La gauche comme la droite sont à l’image de ces hommes politiques censés les représenter : des marionnettes dans un théâtre de guignols grâce auxquelles les gens brassent du vent, perdent leur temps, et se délectent dans la médiocrité et l’ignominie. Pendant ce temps, les instigateurs mélangent le chaudron des idéologies, des misères sociales, des détresses existentielles.

Cet ouvrage, rare, et incisif dans son style, est au final une profonde réflexion de philosophie du chaos politique. Il pose frontalement la question du Mal, du lien entre sa propagation et l’abolition du réel, Dieu étant LE réel absolu, à travers des exemples historiques et contemporains touchant à des domaines tels que l’éducation, le LGBTisme, l’ingénierie sociale, la pathocratie, la métapolitique.

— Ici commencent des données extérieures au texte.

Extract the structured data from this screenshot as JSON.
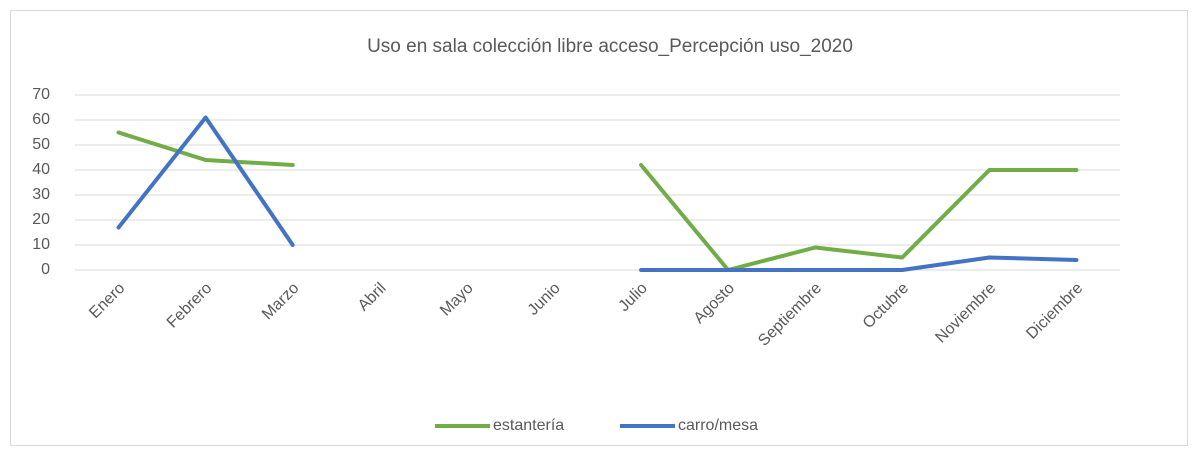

Jean-Michel Vernochet est un homme debout au milieu des ruines. Les médias dominants diagnostiqueront certainement une complotite aiguë. Emanant des promoteurs du suicide collectif, un tel diagnostic mériterait bien l’heure venue, pour un auteur aussi vertigineux, la consécration d’une place au Panthéon !

Un livre à mettre entre toutes les mains de ceux qui s’intéressent à la politique profonde. Dans l’attente d’un tome II où des solutions de bons sens pourraient être développées en vue d’un salvateur et urgent retour au réel.

Amina Hocine
Doctorante en psychosociologie
Université de Nankin – Chine.

* Voir « La fabrication du consentement. Noam Chomsky et les médias » 1992. In The Online Encyclopedia of Mass Violence.